Indexes can be thought of as lookup tables that allow the database to quickly find rows without scanning the entire heap. They are typically implemented using B-trees or hash tables, which provide logarithmic or constant time complexity for lookups.

Back to above example, now we put index in column hire_date. When you run a query filtering by hire_date, the database can use the index to quickly locate the relevant rows instead of scanning the entire heap.

Example creating an index:

CREATE INDEX idx_hire_date ON employees (hire_date);
-- This index allows fast lookups of employees by their hire date.

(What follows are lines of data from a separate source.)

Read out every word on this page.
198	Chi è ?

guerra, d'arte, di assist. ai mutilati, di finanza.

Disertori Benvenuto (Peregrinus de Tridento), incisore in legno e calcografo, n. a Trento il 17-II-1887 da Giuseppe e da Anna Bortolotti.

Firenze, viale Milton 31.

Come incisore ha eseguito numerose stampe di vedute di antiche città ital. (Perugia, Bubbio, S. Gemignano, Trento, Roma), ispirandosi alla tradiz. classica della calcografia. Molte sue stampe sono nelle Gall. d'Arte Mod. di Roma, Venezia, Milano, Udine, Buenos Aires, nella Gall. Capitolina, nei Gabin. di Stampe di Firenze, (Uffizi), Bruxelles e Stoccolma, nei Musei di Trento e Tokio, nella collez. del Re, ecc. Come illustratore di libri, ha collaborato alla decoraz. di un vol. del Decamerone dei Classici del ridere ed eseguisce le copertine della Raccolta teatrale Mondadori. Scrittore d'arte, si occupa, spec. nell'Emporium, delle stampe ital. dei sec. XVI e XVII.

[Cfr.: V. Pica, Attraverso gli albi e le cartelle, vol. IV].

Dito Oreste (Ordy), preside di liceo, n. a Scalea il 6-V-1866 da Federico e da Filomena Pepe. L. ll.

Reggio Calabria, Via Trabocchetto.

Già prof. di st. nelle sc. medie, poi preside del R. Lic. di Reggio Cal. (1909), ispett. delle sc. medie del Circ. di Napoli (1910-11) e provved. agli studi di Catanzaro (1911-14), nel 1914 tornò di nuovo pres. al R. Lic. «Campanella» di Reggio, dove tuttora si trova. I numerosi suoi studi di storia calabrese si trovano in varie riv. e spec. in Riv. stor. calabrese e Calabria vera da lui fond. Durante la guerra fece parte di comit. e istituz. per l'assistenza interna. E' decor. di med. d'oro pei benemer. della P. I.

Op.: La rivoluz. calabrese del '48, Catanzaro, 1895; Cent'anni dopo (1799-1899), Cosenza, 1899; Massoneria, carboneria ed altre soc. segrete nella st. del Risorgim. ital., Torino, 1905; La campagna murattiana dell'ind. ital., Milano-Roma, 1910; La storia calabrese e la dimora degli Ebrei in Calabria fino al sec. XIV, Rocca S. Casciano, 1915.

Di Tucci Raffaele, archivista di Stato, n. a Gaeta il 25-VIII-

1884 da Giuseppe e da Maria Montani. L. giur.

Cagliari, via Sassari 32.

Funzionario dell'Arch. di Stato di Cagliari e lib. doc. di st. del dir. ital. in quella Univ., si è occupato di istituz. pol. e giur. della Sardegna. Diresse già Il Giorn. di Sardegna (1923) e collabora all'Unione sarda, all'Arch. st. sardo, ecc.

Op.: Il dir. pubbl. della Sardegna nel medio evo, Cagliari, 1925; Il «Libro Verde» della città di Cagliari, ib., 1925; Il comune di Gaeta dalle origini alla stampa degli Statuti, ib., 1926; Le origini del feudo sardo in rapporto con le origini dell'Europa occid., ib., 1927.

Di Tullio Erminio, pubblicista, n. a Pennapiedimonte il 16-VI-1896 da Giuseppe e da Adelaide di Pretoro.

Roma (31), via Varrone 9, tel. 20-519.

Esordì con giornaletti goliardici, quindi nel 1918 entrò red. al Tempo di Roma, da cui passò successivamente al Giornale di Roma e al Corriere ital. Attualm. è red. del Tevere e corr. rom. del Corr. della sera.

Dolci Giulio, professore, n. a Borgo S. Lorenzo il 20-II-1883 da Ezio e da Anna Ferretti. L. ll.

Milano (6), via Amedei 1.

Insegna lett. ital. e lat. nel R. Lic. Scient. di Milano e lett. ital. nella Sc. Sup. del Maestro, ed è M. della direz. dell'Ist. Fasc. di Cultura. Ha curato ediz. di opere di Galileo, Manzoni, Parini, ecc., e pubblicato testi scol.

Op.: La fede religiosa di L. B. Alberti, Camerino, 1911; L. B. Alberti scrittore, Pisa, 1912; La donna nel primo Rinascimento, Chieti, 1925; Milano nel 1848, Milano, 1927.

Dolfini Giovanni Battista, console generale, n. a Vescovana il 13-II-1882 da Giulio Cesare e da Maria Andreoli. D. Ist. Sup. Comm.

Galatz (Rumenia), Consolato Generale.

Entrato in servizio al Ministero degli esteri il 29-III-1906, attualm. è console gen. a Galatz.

SELECT name FROM employees WHERE hire_date = '2023-01-01';
-- The database uses the index to find rows with hire_date '2023-01-01'

And here how the index structure looks like: Database Index Structure

Once you create an index, the database create a separate data structure that maps the indexed column values to the corresponding row locations. In postgreSQL, the index entries contain the indexed column value and the ctid (internal row identifier) pointing to the actual row in the heap and the page number and slot number within that page.

When a query uses the indexed column in its WHERE clause, the database can quickly traverse the index to find the relevant ctid values, then use those to directly access the rows in the heap. This drastically reduces the number of pages that need to be read from disk, improving query performance.

Quick Recap

Relational databases use a combination of internal row identifiers, page-based storage, heaps, and indexes to efficiently store and retrieve data.
By leveraging indexes and considering data organization, you can minimize I/O operations and ensure your database scales effectively with your application’s needs.

Questions

1. What are the key components of a relational database?

The key components of a relational database include tables, rows, columns, primary keys, foreign keys, and indexes. Tables store data in a structured format, while rows represent individual records and columns represent attributes of those records. Primary keys uniquely identify each row, foreign keys establish relationships between tables, and indexes improve query performance.

2. How do indexes improve query performance?

Indexes improve query performance by providing a fast lookup mechanism for finding rows based on specific column values. Instead of scanning the entire table (heap), the database can use the index to quickly locate the relevant rows, reducing the amount of data that needs to be read from disk.